Hinata mengerang kesal dalam hati, bagaimana bisa pria yang selama ini membuat hatinya mendadak membangun taman bunga sama dengan orang yang secara instant membangun perempatan siku-siku dikepalanya. Lagian apa untungnya sih sang direktur yang merupakan orang yang sama dengan manager untuk ikut campur dalam urusannya. Hinata kembali melamun, memutar matanya bosan sambil menggerak-gerakan kakinya dengan cepat.
"Baiklah kalau kau tidak mau bicara." Hidan mengangguk takzim merasa Hinata mempunyai sesuatu yang tidak mungkin dia ceritakan padanya. "Tapi kau tidak bisa bekerja disini." Melipat tangannya kedada dengan angkuh, Hidan mengeluarkan pernyataan keberatan akan adanya Hinata dipub bar yang dikelolanya atau lebih tepatnya, Hidan memecat Hinata secara halus.
"KENAPA!?" Hinata berdiri, mengebrak mejanya dengan keras. Sumpah, kadar parameter kekesalan Hinata sudah sampai pada batasnya. "Baiklah, begini Jii-san aku sudah bekerja disini selama seminggu dan tidak ada keluhan denganku." Hinata mencoba mengadu argument dengan Hidan bahwa tidak ada yang salah saat dia bekerja disini dan itu berarti Hidan tidak berhak untuk memecatnya.

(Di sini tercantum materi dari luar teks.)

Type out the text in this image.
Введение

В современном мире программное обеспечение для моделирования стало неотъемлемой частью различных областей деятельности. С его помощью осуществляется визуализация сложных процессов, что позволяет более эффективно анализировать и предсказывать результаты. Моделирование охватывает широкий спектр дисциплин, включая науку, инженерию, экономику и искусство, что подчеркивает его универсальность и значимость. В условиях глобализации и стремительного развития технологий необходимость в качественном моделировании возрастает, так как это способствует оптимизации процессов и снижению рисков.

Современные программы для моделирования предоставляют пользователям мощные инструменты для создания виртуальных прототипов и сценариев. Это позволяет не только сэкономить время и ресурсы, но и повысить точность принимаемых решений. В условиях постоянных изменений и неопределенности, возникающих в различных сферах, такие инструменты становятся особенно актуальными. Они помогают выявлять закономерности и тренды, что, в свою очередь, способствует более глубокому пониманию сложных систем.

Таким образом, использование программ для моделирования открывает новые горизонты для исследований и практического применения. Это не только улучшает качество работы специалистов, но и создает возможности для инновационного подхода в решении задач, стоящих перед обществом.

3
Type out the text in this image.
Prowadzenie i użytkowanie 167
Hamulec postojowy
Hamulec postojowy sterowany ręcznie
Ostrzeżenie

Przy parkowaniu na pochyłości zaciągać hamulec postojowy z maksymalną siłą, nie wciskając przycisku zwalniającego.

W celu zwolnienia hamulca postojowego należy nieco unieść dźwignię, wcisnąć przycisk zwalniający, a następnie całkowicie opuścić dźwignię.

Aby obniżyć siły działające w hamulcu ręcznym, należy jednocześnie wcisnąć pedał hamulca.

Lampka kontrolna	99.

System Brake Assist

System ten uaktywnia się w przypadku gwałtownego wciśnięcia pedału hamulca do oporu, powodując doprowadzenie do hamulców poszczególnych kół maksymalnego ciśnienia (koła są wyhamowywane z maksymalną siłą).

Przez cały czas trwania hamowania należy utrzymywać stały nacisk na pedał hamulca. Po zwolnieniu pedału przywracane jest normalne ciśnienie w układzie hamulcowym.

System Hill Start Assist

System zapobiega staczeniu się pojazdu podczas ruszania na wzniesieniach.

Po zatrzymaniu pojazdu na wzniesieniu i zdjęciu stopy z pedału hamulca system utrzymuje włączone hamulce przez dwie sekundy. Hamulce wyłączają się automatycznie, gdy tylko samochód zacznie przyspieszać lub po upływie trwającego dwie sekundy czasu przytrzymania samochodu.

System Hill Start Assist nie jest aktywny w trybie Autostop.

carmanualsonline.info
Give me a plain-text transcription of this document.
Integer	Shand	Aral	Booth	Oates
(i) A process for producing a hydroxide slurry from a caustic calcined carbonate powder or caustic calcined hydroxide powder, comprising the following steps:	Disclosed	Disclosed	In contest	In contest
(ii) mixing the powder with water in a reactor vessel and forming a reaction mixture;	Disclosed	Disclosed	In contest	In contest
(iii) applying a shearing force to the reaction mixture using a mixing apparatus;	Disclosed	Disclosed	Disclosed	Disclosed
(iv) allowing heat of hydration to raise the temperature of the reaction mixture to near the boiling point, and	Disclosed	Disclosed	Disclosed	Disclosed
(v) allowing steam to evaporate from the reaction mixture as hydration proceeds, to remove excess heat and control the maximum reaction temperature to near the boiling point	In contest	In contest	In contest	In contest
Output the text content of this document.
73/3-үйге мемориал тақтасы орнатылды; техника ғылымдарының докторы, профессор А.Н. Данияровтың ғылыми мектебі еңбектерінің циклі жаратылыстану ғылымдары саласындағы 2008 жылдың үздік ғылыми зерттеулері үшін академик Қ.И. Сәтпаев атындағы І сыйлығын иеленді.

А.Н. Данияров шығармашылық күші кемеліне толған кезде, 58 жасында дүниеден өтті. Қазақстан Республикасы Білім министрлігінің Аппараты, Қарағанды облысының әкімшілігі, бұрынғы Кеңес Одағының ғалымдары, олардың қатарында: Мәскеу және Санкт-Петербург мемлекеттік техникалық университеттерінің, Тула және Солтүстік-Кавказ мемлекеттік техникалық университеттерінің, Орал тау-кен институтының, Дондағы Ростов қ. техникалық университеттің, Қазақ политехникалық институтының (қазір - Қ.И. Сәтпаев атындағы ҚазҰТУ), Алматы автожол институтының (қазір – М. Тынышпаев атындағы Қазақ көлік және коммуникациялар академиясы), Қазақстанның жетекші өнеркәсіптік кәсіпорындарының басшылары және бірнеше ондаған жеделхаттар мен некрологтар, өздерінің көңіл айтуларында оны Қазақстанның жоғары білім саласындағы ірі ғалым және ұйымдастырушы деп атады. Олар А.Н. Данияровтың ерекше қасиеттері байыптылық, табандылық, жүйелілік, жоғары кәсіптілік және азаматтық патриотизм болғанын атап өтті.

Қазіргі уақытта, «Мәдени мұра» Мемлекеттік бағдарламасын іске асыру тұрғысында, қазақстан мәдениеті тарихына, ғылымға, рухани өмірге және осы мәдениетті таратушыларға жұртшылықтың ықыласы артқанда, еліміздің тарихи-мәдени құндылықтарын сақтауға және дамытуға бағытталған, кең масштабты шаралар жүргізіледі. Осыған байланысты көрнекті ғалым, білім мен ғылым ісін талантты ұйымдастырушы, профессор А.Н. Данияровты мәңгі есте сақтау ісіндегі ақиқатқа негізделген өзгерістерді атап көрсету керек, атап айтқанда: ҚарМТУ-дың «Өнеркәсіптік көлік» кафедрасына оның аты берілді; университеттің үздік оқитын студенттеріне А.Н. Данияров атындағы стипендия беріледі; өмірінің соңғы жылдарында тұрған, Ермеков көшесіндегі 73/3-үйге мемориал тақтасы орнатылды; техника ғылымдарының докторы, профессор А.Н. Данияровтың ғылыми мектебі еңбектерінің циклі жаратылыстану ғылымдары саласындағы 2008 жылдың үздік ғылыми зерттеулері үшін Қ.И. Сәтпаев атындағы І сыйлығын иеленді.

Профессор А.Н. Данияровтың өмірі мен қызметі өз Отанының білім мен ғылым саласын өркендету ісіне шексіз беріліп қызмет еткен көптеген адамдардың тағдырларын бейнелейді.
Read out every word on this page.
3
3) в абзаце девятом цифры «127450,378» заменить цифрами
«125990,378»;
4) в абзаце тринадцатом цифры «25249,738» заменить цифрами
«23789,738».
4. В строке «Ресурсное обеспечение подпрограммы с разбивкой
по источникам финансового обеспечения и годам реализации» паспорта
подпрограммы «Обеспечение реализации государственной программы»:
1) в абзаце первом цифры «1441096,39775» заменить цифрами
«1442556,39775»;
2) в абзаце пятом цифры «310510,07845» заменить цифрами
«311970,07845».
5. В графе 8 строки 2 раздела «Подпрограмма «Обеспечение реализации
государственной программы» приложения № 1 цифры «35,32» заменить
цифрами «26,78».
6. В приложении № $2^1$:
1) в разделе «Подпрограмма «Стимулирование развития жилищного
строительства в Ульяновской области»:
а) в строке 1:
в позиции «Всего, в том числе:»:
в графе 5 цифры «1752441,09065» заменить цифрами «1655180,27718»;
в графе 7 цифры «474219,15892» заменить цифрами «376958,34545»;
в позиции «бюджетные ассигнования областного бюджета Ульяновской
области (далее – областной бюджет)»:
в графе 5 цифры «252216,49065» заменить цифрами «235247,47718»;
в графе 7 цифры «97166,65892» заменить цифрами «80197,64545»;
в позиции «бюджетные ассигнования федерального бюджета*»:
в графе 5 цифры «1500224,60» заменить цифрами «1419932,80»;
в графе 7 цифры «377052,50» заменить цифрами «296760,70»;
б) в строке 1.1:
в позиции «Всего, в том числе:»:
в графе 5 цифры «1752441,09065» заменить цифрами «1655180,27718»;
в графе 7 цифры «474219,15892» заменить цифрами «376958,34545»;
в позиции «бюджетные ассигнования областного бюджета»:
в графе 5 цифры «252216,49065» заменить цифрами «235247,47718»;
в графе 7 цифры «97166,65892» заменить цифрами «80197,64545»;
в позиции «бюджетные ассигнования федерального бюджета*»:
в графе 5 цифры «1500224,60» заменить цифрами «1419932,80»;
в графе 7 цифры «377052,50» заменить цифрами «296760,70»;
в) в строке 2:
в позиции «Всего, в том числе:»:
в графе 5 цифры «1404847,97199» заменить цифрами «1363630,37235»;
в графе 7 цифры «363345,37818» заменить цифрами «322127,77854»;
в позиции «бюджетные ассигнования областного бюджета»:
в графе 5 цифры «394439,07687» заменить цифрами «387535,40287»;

"Kau masih remaja tanggung dan kau-"
"Umurku sudah lebih dari 18 tahun Jii-san!" Hinata memotong perkataan Hidan sebelum Hidan menyelesaikan kalimat yang Hinata sudah tahu kemana arahnya. "Aku bukan anak kecil atau remaja tanggung." Hinata menunjuk dadanya dengan penuh percaya diri. "Aku bisa-"
"Kau tidak tahu pekerjaan apa yang harus kau lakukan disini!" Bentak Hidan pada Hinata. Hidan menggacak rambutnya pelan. Remaja yang ada didepannya ini polos sekali, tidak tahukah Hinata bahwa bekerja ditempat miliknya ini sangat berbahaya? Apalagi bagi gadis yang tidak berpengalaman seperti Hinata.
"Kalau yang Jii-san maksud adalah bagaimana cara bekerjanya. Aku sudah sangat mengerti. Pelanggan adalah raja. Selama pelanggan tidak melakukan perbuatan yang kurang ajar maka kita tidak berhak—"
"Baiklah-baiklah." Sekarang gantian Hidan yang menyela pembicaraan Hinata. Hinata terdiam, kembali duduk ditempatnya dengan tangan menyilang dan wajah berpaling untuk tidak menatap Hidan.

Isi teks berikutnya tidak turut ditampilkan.